Have you ever had a period of time where you just can't get out of a funk? That was me for the past couple of weeks. A perfect storm of things came together at once that left me overwhelmed. The car accident really shook me up, and left me on edge. My son was going through a period of acting out, changing from a sweet little boy to one who was willfully disobedient, talked back, and often lashed out physically. I was sure it was a phase (it's totally out of character) but it still really got to me. I seemed to be chronically tired, yet not able to sleep properly at night. I was getting constant headaches. It turned me into a mother that I did not want to be.
I yelled, I screamed, I went nuts over the slightest little thing. I even resorted to the occasional smack, even though I don't believe that smacking is the answer, and the look in my children's eyes made me feel so guilty. The house became a mess, and then the mess and clutter made me feel even more irritated.
Even though I didn't to want to be acting this way, I couldn't seem to stop. And then two things happened. Firstly, my son needed to be hospitalized after a severe asthma attack. Secondly, while I was at the hospital, I came across a post from Simple Mom, Where You Water It. It was exactly what I needed to hear, and the two together were the shake up/wake up call I needed. I needed to be all there for my kids and my family, regardless of the challenges going on. And I needed to remember that the grass isn't greener on the other side, it is greener where you water it.
So what did I do to water my grass? I went to the doctor for my headaches, who diagnosed muscle tension from the accident, and referred me to an excellent physio. I started taking short afternoon naps while hubbie watched the kids. Bach's Rescue Remedy got a good workout whenever I was feeling overwhelmed. I started using the oldie but goodie trick of counting to ten when the kids did something to aggravate me. I started on the house room by room, and we sat Stephen down and let him know that his behaviour was unacceptable and what the consequences would be if and when it occurred again.

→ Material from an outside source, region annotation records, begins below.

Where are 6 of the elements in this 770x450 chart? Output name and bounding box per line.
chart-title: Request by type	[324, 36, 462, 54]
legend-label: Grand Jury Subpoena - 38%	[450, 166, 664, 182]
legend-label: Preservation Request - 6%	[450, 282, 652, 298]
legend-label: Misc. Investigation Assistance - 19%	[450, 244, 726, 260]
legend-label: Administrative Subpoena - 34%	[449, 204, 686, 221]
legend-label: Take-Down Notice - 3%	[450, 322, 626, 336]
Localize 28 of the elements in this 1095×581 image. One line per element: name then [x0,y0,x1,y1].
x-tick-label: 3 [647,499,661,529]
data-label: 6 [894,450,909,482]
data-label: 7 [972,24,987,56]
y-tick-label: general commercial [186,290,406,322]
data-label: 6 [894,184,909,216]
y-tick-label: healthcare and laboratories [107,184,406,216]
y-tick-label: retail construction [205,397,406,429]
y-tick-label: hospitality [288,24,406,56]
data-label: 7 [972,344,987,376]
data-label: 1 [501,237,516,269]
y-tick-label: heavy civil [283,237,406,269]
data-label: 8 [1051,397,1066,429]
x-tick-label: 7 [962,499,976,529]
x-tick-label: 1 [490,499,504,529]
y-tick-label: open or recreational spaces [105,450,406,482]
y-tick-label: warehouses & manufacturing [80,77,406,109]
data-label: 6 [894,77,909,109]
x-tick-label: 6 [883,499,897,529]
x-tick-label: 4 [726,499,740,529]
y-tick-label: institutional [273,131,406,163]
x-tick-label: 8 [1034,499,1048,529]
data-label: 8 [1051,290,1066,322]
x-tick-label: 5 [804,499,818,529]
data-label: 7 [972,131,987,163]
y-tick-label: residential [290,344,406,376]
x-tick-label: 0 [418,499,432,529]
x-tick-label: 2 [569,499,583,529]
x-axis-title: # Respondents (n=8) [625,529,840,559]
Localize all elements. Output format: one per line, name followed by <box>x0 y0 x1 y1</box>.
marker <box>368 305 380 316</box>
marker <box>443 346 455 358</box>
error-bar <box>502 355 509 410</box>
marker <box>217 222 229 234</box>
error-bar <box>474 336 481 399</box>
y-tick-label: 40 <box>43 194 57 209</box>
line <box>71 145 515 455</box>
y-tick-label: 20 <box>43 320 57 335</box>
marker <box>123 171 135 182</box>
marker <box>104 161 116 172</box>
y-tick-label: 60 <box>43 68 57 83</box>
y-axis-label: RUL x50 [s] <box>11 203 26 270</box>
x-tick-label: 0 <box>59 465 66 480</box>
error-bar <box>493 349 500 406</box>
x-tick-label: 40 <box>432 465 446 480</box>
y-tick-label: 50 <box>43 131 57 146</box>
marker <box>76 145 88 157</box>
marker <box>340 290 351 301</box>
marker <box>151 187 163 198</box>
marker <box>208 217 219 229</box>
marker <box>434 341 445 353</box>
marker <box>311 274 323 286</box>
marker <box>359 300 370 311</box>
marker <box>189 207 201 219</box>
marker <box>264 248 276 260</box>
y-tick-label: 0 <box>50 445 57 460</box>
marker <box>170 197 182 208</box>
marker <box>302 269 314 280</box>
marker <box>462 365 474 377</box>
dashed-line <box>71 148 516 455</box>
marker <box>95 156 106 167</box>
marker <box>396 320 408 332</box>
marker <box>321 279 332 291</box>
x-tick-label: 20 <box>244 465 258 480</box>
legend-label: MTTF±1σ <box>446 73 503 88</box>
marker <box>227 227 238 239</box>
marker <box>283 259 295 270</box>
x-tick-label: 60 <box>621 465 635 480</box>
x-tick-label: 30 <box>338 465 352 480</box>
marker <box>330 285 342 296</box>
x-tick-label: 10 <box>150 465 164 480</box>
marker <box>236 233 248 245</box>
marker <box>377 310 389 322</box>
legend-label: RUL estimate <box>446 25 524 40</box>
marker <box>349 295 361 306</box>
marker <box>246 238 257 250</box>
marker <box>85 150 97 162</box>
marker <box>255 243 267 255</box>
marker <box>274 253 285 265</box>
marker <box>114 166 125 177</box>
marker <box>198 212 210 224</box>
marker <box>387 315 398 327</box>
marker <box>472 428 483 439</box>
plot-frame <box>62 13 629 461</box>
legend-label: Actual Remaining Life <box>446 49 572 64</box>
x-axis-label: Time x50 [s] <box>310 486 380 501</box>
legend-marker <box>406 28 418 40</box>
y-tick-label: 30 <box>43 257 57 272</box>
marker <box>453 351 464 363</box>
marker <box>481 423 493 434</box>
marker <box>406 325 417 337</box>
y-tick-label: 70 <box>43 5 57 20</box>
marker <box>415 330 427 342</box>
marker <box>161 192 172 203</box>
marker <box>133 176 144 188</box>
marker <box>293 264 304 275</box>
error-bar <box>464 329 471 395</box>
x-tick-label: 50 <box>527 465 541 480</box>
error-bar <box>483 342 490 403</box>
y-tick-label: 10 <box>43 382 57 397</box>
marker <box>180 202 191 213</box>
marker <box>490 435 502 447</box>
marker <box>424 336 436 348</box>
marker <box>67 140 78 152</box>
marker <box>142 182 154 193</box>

I still have my moments, but in just a week, everything is looking a thousand times better, and you know what, my grass is looking greener after all.
PS: I know I don't usually write posts like this, but I felt I needed to share. It's often easy to read blogs, and see perfect lives with perfect children and perfect homes, since we bloggers are all human, and usually like to show just the "pinnable" stuff, but as we are all just human, our lives are so much more than that, both good and bad. This is but a small window into a tiny fragment of my life. But I hope that by sharing this not so shining moment, it may help someone else out there when they need either a spark of inspiration to get them back on track, or a moment of "I'm not the only one like this" to help them feel not so alone.